One of the major advantages of the vivid form of KR is that it can easily be placed into a database format. This allows the power of a mature technology to be exploited and solutions found (within the domain of interest, of course) in reasonable time. The unfortunate aspect of the vivid form of KR is that it can somewhat difficult to derive from more traditional forms of KR and can be very large or even infinite (for example if you want to transform the sentence "all humans are mortal" to the U.S. census you would end up with one entry per person in the census, just for this single fact).
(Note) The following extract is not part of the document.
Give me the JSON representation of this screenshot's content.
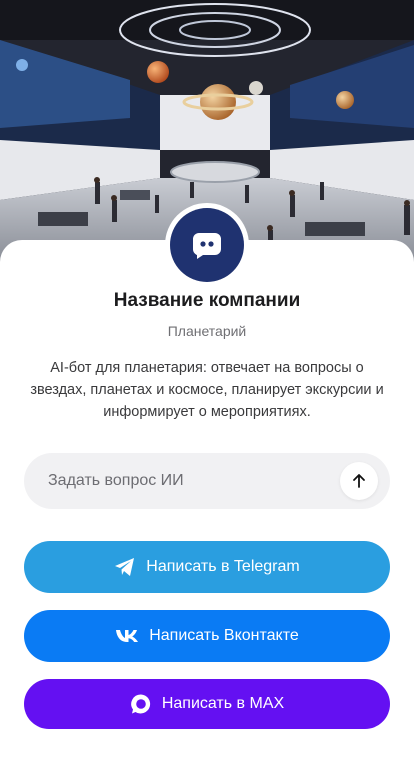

This suggests that a more compact representation might be used in a main KB with the generation of vivid sub-KBs being formed for specific reasoning tasks.

Another transformation that occurs when the vivid form of a KB is formed is that of making assumptions about default values to form a complete content for the KB. By adding detail information to the vivid KB that corresponds to default knowledge (such as "common sense" information) a consistent and tractable basis for reasoning could be formed. It must be recognized that by introducing this default information the reasoning is no longer logically sound. The assumption that Levesque makes here that any errors in reasoning could be repaired easily by the modification of previously assumed default values to correspond to the "real" cases. This seems reasonable, but a more rigorous demonstration of this is necessary.
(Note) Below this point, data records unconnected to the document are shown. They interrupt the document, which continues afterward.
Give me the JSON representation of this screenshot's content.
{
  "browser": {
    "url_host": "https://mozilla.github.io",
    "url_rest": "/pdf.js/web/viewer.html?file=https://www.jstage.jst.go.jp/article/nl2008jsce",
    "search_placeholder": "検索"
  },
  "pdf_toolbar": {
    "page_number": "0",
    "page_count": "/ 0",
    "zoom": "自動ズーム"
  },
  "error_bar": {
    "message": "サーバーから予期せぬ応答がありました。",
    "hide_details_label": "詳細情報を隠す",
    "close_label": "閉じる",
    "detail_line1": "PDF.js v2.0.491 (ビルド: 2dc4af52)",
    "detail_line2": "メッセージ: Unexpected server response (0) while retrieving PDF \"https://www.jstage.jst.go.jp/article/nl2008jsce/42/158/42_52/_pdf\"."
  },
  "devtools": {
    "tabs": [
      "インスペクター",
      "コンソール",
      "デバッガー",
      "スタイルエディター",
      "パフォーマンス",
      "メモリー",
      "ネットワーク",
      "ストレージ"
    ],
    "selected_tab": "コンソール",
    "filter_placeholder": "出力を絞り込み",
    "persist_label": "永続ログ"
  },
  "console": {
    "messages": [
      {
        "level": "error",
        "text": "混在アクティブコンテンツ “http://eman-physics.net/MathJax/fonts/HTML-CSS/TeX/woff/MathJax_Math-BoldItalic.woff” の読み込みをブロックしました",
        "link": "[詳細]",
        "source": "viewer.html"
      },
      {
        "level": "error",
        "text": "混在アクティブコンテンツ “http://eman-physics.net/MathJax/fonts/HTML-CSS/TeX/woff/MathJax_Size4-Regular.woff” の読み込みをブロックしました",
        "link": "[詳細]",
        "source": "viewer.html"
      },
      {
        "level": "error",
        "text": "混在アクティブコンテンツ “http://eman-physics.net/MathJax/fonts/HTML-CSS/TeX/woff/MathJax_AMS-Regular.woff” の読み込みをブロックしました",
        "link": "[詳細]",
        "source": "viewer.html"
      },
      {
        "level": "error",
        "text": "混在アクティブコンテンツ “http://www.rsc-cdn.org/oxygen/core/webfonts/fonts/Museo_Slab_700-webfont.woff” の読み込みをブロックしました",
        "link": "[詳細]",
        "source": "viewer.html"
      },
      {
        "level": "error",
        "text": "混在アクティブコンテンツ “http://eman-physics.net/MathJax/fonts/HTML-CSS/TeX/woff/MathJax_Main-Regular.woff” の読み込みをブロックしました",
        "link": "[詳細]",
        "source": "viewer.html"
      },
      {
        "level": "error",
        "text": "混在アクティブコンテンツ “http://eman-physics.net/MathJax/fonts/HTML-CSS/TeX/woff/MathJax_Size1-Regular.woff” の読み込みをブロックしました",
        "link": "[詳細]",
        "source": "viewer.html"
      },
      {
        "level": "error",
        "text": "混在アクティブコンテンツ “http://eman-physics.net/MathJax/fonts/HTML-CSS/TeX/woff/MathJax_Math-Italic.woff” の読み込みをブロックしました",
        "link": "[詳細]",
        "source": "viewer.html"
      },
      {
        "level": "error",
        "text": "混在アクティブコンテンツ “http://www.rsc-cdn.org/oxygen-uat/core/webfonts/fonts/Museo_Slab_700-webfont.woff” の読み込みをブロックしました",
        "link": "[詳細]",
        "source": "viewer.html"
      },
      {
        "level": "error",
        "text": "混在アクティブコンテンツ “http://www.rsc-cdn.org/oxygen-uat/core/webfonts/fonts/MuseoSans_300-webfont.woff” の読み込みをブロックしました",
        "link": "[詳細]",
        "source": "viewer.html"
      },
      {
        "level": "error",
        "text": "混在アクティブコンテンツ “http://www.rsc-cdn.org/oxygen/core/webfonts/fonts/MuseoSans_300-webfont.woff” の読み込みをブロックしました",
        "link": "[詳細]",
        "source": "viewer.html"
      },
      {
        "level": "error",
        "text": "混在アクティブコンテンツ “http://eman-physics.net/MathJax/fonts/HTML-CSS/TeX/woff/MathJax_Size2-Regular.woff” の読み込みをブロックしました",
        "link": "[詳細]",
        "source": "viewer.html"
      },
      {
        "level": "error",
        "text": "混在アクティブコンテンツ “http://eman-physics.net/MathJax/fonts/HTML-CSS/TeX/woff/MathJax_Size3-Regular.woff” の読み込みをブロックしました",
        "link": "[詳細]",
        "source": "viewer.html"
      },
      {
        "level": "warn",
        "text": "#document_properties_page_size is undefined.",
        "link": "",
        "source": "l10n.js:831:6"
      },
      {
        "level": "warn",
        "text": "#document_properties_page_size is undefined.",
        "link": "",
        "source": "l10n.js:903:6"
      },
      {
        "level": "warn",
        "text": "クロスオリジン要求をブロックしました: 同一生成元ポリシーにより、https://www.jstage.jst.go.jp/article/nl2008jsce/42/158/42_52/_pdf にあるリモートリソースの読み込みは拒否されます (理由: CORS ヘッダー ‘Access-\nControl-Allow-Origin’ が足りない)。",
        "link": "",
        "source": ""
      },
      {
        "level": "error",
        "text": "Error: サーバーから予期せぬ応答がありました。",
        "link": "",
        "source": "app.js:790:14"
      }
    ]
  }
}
Overall I found Levesque's arguments compelling, but lacking in concrete demonstration or proof of their validity. This is not surprising as the paper does not purport to be of a technical nature. A certain amount of hand waving was done, particularly in the realm of details, but this does not detract from the insightful views about the problems with more traditional KR and KBs. The fact that Levesque has presented high quality suggestions for the problems that he raises makes his paper that much more interesting.